Thanks to John Littlemist for this link on the Always Open thread (via AlainCo on the LENR Forum).
A paper has been posted on the Italian Cobraf forum which I have not seen before. It’s titled “Progress in Development of an LENR Power Cell for Space” and is written by George Miley and others at Department of Nuclear, Plasma and Radiological Engineering, University of Illinois at Urbana-Champaign, and was presented in the Proceedings of Nuclear & Emerging Technologies for Space (NETS) 2015 which was held in Albuquerque, NM, February 23-26, 2015. George Miley is a long-time LENR researcher and has founded a company, Lenuco, where he focuses on space applications for LENR.
Link to the full paper is here: http://cobraf.com/forum/immagini/R_123597739_1.pdf
Here’s the abstract of the paper:
Anomalous heat, attributed to Low Energy Nuclear Reactions (LENRs), is obtained by pressurizing metal alloy nanoparticles with deuterium gas. The reactions are enhanced by creation of ultra high-density deuterium clusters in the nanoparticles. Experiments comparing various nanoparticles and plans for a proof-of-principle power unit are presented. Potential applications to space power are briefly discussed.

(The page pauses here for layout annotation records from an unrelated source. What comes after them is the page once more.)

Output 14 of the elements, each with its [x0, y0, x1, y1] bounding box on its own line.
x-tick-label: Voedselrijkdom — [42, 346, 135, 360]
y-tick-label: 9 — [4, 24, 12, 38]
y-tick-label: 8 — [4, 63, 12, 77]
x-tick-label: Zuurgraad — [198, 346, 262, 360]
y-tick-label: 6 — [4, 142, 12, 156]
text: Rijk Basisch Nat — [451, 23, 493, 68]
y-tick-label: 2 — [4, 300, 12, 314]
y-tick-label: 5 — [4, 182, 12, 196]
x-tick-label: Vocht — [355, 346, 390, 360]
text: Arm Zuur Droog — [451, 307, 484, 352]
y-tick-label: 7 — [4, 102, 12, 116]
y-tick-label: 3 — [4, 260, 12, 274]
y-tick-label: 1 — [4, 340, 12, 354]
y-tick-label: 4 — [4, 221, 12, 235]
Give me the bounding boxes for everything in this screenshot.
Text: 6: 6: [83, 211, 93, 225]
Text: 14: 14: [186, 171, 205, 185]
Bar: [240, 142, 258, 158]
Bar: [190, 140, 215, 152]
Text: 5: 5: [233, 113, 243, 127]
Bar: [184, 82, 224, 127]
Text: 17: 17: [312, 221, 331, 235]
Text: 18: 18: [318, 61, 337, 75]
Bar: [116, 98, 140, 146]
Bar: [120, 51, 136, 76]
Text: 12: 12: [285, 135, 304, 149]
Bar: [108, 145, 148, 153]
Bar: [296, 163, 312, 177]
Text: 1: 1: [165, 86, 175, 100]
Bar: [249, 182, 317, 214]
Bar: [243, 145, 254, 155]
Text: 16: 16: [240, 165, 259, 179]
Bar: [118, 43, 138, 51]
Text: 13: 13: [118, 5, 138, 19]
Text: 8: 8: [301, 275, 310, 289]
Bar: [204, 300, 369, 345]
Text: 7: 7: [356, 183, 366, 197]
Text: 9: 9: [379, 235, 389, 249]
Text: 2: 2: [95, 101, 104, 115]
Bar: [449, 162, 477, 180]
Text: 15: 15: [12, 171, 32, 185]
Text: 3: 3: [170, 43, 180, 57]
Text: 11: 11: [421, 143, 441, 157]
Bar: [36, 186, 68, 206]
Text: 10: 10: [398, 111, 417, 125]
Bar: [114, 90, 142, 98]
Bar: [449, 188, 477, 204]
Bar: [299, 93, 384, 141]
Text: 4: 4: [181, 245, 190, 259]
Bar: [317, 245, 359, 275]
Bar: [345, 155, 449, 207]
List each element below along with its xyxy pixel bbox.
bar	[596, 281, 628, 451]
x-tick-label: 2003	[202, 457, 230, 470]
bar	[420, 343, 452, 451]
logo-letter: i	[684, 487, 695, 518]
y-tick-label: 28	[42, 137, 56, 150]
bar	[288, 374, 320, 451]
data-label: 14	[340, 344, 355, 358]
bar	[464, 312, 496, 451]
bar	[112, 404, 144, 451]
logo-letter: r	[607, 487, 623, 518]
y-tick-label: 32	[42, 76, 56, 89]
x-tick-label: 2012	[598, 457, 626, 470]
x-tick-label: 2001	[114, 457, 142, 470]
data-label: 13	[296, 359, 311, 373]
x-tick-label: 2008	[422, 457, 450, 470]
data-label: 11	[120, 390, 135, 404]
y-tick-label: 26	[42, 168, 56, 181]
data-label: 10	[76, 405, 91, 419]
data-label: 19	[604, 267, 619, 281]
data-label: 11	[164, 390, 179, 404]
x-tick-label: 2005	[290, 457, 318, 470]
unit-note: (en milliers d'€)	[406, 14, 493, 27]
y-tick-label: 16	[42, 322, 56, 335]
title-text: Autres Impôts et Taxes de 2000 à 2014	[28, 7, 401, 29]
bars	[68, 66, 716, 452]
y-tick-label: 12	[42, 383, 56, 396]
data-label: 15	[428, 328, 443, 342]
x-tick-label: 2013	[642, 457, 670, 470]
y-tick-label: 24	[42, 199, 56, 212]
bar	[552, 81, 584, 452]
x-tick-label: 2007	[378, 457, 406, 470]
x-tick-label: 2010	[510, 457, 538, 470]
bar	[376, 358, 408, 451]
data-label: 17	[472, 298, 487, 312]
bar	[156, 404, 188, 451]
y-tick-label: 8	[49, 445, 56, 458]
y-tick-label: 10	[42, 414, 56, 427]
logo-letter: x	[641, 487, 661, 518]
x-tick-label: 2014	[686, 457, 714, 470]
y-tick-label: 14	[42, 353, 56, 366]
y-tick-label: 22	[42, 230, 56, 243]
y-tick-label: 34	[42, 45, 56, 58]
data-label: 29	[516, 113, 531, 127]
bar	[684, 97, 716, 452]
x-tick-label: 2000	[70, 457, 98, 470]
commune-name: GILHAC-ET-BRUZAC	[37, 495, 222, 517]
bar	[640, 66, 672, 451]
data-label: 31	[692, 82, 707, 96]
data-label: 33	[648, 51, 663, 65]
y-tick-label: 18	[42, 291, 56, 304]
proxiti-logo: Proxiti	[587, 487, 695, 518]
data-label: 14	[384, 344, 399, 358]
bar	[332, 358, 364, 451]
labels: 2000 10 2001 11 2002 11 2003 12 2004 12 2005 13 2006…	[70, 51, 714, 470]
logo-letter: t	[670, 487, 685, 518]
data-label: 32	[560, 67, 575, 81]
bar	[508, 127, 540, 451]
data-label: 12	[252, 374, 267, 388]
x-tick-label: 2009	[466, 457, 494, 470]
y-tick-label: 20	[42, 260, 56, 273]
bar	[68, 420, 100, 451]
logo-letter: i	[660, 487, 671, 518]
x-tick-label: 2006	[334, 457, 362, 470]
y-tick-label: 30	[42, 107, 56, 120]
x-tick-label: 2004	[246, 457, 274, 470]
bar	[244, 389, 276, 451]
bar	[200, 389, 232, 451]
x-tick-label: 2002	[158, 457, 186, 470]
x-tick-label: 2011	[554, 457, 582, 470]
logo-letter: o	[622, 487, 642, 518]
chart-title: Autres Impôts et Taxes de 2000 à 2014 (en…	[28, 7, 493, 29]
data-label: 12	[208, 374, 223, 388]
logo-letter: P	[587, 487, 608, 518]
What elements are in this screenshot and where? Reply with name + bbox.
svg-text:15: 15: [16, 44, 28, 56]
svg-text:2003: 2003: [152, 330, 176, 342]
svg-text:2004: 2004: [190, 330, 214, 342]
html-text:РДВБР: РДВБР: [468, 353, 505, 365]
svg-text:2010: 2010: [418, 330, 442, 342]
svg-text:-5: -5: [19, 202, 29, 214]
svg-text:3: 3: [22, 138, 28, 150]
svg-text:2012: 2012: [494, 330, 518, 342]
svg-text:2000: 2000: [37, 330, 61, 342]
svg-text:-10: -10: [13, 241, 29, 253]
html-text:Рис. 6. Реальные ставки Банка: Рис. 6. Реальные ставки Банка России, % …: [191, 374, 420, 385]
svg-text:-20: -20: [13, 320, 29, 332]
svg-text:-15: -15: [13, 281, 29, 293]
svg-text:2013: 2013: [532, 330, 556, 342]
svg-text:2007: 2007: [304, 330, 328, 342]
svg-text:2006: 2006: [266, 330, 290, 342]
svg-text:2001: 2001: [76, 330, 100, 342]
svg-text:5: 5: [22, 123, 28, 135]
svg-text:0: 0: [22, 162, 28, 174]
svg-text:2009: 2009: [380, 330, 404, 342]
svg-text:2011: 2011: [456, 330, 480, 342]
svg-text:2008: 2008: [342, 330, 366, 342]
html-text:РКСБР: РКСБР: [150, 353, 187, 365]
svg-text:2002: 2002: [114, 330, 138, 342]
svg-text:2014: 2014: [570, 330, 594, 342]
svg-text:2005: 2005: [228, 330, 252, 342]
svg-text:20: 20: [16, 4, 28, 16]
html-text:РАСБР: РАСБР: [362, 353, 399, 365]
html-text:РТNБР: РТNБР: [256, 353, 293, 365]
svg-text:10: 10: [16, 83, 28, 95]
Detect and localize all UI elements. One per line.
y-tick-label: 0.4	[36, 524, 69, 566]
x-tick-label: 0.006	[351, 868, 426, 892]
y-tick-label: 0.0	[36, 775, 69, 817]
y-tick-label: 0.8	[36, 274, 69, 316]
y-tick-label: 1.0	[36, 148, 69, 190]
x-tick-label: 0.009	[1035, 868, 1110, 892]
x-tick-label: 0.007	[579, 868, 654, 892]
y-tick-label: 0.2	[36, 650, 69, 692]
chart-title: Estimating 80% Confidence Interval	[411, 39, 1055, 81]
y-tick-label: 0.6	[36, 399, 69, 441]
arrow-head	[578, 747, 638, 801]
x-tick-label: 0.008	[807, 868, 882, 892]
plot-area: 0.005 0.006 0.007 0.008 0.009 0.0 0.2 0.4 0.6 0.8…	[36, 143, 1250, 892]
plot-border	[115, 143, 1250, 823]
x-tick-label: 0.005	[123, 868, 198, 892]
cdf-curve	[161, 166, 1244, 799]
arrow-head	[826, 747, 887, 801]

The experimenters used a small chamber filled with palladium-rich nanoparticles, which were then loaded with deuterium gas. In the experiments described in the paper there is no input energy in the form of heat or electricity applied to the chamber, only pressurization with deuterium gas, followed by depressurization. Below is a figure which shows the temperature readings from three thermocouples (side 1, side 2, and bottom) during the gas loading and unloading in one experiment:
Various experiments were carried out and here here is data presented about the results. The final column is the calculated energy gain.
Here’s the conclusion:
The primary result thus far is that the excess energies obtained in all experiments to date are all well above the maximum estimate of what could be attributed to chemical reactions. The external power/energy involved, such as deuterium gas compression and vacuum pumping, is minimal compared to the output, suggesting very large energy gain. This result then is extremely encouraging relative to this gas-loaded cell becoming a remarkable power unit.
It’s good to see some experimental data from George Miley’s team. There’s a lot to digest in this paper, and I look forward to reading analyses of others. This seems to be a very promising approach to LENR, however in these systems the run time for the experiments is relatively short, with the temperature rises being initially very dramatic, but diminishing over time. The authors state that they have done other work with hydrogen and nickel, but those experiments are not covered in this paper.